A skydiver has died after she hit a tractor trailer and crash-landed on a Northern California highway, making her the latest fatality for a skydiving facility with a troubled history.

A 28-year-old woman had been skydiving with a group of seven people on Thursday around 2 p.m. when the tragedy occurred, California Highway Patrol PIO Ruben Jones told CNN. Her identity has not been released, but according to the CHP, she is from Colombia.

Jones told reporters that the skydiving group “were descending” when the 28-year-old woman “collided with the rear of a big rig trailer.”

She then hit the right-hand shoulder of the highway, CHP said in a Facebook post. She was pronounced dead at the scene.

The group had taken off from the Skydive Lodi Parachute Center, a skydiving centre that has been operating for 55 years and boasts on its website that it is the "most inexpensive in the world."

In a Facebook post on Friday, the centre wrote that they are “heartbroken at the recent tragedy of an experienced jumper and member of our community,” and added that experienced jumpers “accept the risks inherent in the sport.”
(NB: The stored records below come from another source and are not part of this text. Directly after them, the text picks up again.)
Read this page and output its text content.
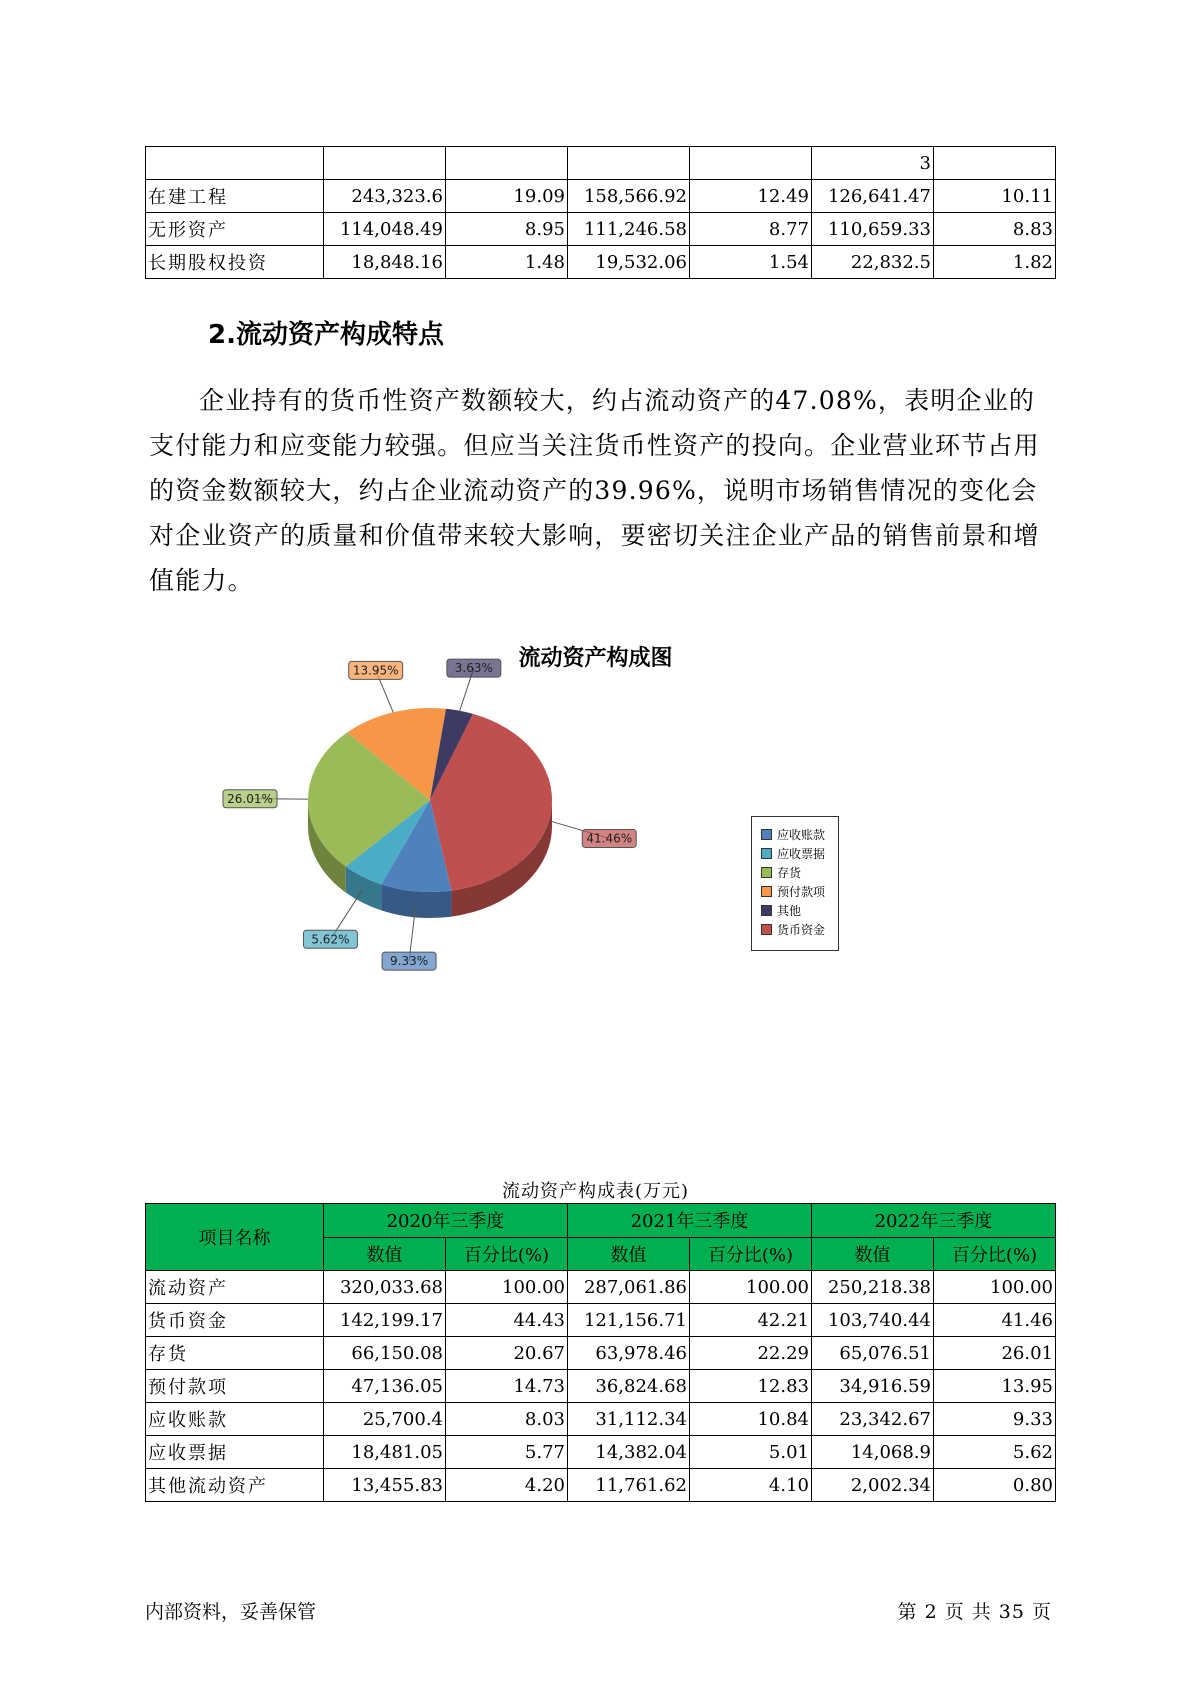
					3	
在建工程	243,323.6	19.09	158,566.92	12.49	126,641.47	10.11
无形资产	114,048.49	8.95	111,246.58	8.77	110,659.33	8.83
长期股权投资	18,848.16	1.48	19,532.06	1.54	22,832.5	1.82
2.流动资产构成特点
企业持有的货币性资产数额较大，约占流动资产的47.08%，表明企业的支付能力和应变能力较强。但应当关注货币性资产的投向。企业营业环节占用的资金数额较大，约占企业流动资产的39.96%，说明市场销售情况的变化会对企业资产的质量和价值带来较大影响，要密切关注企业产品的销售前景和增值能力。
流动资产构成图
41.46%
9.33%
5.62%
26.01%
13.95%	3.63%
应收账款
应收票据
存货
预付款项
其他
货币资金
流动资产构成表(万元)
项目名称	2020年三季度		2021年三季度		2022年三季度	
	数值	百分比(%)	数值	百分比(%)	数值	百分比(%)
流动资产	320,033.68	100.00	287,061.86	100.00	250,218.38	100.00
货币资金	142,199.17	44.43	121,156.71	42.21	103,740.44	41.46
存货	66,150.08	20.67	63,978.46	22.29	65,076.51	26.01
预付款项	47,136.05	14.73	36,824.68	12.83	34,916.59	13.95
应收账款	25,700.4	8.03	31,112.34	10.84	23,342.67	9.33
应收票据	18,481.05	5.77	14,382.04	5.01	14,068.9	5.62
其他流动资产	13,455.83	4.20	11,761.62	4.10	2,002.34	0.80
内部资料，妥善保管	第 2 页 共 35 页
“Unfortunately, at this time we cannot comment any further out of respect for the jumper and the jumper’s family,” the post continued.

However, Bill Dause, the owner of the centre, spoke to local station KOVR later that day, saying that there’s a lot of variables that come into play when deciding if conditions are ready for a jump, and that “that’s a decision each individual makes.”

The other six people in the group made it safely to the ground, according to CNN affiliate KCRA.

What caused the woman to veer off course is unknown, but witnesses say it was a windy day in the Acampo area.

Lisa Reyes was driving with her father and brother on Highway 99 when the woman crashed.

"The way the person was struggling, just struggling against the wind and their body was just moving really, really fast," she told KCRA.

“Was it windy? Yes,” Dause told KOVR. “Was it too windy? No. Not for her experience level.”

This is not the first time that the Skydive Lodi Parachute Center has been involved in tragedy.

The Sacramento Bee reports that around 21 people have died during jumps involving the centre since 1981.

Since 2016 alone, five people who have gone skydiving out of the parachute centre have died, according to reports from The Associated Press. The most recent fatality reported on was in October of 2018, when a woman using her own equipment died after she jumped from a plane that took off from Skydive Lodi and her parachute failed to deploy.

Skydiving accidents are usually relatively rare. A report from The United States Parachute Association said that there were roughly 3.3 million skydives in 2018 and only 13 skydiving fatalities, the lowest number the organization has recorded.

Tandem skydiving, where a student or amateur does a skydiving jump while strapped to a trained instructor, has an even lower fatality rate according to the USPA, with one student fatality per 500,000 jumps.

A tragic incident involving a tandem jump at the Skydive Lodi hit the news in 2016, pulling the USPA into an investigation.

On August 7, San Joaquin County Sheriff’s Office confirmed in a Facebook post that two people had struck the ground without an open parachute, and died upon impact. One of the deceased was 18-year-old Tyler Turner, who had been going for his first skydive as part of a birthday party. The other was the skydiving instructor, identified as 25-year-old Yong Kwon.

The USPA, which certifies skydivers, investigated and found that there was no record of Kwon having obtained the advanced parachuting certificate required by the Federal Aviation Administration to be a tandem-jump instructor, according to The Associated Press.

In 2017, there were two deaths after jumps with the centre: 42-year-old Matthew Ciancio, a veteran skydiver, crashed in May while operating a wingsuit, and 54-year-old Brett Hawton died in September when his chute tangled.

The Associated Press and the Sacramento Bee have reported that FBI agents raided the facility in 2018, confiscating records and video footage.

CTVNews.ca has reached out to the centre for comment on the past fatalities.

Residents and travellers in the Acampo area were unsettled after the death of the 28-year-old woman. Reyes told KCRA that her family was “really traumatized right now,” after what they witnessed.

The highway was closed for the investigation, but has since been reopened.

The CHP and the FAA will be investigating the death of the 28-year-old woman.